How Much Should You Worry About Your Competition?

I’m intrigued with Steve Thoeny’s comment earlier this week to my post about market research. Steve quoted Joel Spolsky, Co-founder Stack Exchange, and one of my favorite writers, with this suggestion:

Talk to your customers. Find out what they need. Don’t pay any attention to the competition. They’re not relevant to you.

I love Joel’s (and Steve’s) advice about talking to customers. I couldn’t agree more. That’s right on point and good advice. bait

And I’m intrigued with his take on competition. It reminds me of what Emmett Ramey, founder of Oasis Press, said years ago when we had competing offerings:

The way I see it, we’re standing on a pier, side by side, fishing. I don’t care about the fish sniffing your bait. I’m worried about the ones near mine. And there are plenty of fish for both of us.

That made sense then. We were selling two competing offerings into the same market.

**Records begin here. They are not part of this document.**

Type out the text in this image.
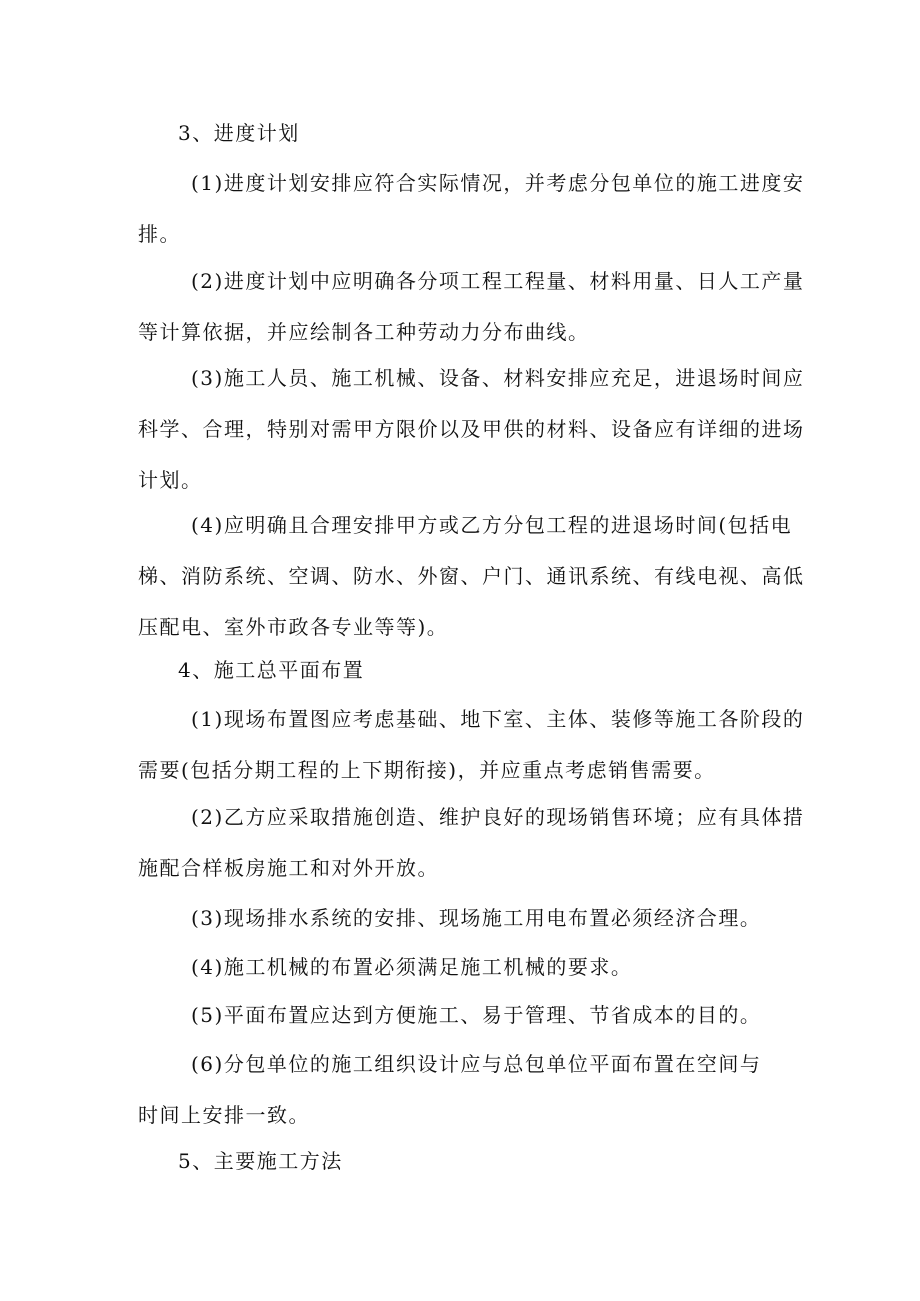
3、进度计划
(1)进度计划安排应符合实际情况，并考虑分包单位的施工进度安
排。
(2)进度计划中应明确各分项工程工程量、材料用量、日人工产量
等计算依据，并应绘制各工种劳动力分布曲线。
(3)施工人员、施工机械、设备、材料安排应充足，进退场时间应
科学、合理，特别对需甲方限价以及甲供的材料、设备应有详细的进场
计划。
(4)应明确且合理安排甲方或乙方分包工程的进退场时间(包括电
梯、消防系统、空调、防水、外窗、户门、通讯系统、有线电视、高低
压配电、室外市政各专业等等)。
4、施工总平面布置
(1)现场布置图应考虑基础、地下室、主体、装修等施工各阶段的
需要(包括分期工程的上下期衔接)，并应重点考虑销售需要。
(2)乙方应采取措施创造、维护良好的现场销售环境；应有具体措
施配合样板房施工和对外开放。
(3)现场排水系统的安排、现场施工用电布置必须经济合理。
(4)施工机械的布置必须满足施工机械的要求。
(5)平面布置应达到方便施工、易于管理、节省成本的目的。
(6)分包单位的施工组织设计应与总包单位平面布置在空间与
时间上安排一致。
5、主要施工方法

On the other hand, watching for competition is like watching what the fish like. If the fish like salmon eggs and you’re fishing with cheese, get the hint. Sometimes looking at competition is like taking a fresh look at your own business.

What do you think?



  • Charles Robinson says:

    In both the software and chef fields I follow this mantra. If someone comes to me and they want a website built I refer them to someone else because that’s not what I do. If they want me to bake gluten-free bread I refer them to someone else because that’s not what I do.

    However if they want a custom application to do address validation with geocodes that hooks into their existing line of business application, I take their requirements and look around at how other people have solved the problem. Sometimes that gives me ideas for providing features that are useful but didn’t come from the client.